Changing the assumptions about returns on the investments that fund payments to public employees in retirement could increase the pension's unfunded liability from $22 billion to $50 billion, meaning that state agencies and school districts would have to put more money into the system in the coming years. The Oregonian/OregonLive reported. The decision would also impact employee benefits, employer benefits, public services and the state's long-term economic competitiveness.
The Public Employees Retirement Systems Board currently assumes its investments will earn 7.5 percent annually. Market experts have said that is a gross overestimate that does not reflect the real size of today's underfunded public pension system and it minimizes required contributions from government employers. The state's actuary, Milliman Inc., estimates the board will make a 6.7 percent earning on its investments over the next two decades.

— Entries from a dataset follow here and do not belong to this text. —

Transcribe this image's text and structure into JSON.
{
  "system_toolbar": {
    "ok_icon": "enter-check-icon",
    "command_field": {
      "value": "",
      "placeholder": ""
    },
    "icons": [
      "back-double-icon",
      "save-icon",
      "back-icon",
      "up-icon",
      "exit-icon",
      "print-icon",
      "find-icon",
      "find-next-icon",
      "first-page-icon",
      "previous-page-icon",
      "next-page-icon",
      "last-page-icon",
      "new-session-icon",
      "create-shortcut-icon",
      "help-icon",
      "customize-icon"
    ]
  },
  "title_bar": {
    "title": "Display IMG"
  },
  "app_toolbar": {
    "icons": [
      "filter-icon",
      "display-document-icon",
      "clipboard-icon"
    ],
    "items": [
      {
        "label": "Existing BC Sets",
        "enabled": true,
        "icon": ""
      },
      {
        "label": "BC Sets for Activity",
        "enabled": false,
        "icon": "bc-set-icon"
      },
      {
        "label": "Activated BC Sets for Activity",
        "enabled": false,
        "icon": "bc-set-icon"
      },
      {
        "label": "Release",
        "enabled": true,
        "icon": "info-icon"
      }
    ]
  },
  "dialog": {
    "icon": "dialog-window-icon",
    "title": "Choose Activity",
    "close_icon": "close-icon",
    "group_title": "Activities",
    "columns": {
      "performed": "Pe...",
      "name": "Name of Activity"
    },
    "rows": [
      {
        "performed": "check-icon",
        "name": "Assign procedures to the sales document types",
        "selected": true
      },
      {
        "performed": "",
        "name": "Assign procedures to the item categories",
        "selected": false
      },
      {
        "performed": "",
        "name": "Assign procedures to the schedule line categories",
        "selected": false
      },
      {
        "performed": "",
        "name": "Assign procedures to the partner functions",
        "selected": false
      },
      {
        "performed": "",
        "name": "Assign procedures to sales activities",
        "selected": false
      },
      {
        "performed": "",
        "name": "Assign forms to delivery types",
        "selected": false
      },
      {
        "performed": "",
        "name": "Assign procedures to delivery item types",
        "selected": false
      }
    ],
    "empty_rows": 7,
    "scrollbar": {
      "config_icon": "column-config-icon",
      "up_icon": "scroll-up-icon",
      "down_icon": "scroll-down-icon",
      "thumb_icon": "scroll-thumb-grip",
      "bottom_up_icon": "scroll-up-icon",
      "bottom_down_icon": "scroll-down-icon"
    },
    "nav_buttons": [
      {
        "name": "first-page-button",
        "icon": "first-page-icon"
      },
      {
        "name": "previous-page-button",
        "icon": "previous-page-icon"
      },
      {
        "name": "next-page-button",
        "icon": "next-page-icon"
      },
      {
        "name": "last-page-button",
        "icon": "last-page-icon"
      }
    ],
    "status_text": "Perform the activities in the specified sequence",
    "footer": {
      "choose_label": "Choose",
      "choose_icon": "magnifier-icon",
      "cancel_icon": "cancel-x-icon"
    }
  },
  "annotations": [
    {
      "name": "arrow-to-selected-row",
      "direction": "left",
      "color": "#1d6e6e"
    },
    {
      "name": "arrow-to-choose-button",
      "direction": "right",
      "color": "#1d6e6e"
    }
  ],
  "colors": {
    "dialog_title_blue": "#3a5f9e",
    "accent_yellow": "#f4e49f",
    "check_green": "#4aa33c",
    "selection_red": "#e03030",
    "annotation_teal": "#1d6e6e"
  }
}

The board has voiced its intention of lowering the rate, but it is unclear by how much the rate will be lowered. Board member and Eugene businessman John Thomas said should the board vote for a rate higher than what is being recommended "we better have some very specific reasons and methodologies to back that up. I personally don't see where those changes would be."
Some employers support cutting employee benefits that they say are too generous as an alternative solution — in addition to lowering the assumptions.
"If they're trying to cover someone politically, stop it," said Jim Green, deputy executive director of the Oregon School Boards Association. "The system needs to be looked at and reformed, and keeping the assumed rate high, or using rate collars is just allowing policymakers at the state level to say, 'It's really not that bad.'"
If the board does not lower its assumption on Friday, Milliman has said it will flag the discrepancy in its next report card on the system. The action could cause hurt Oregon's credit rating.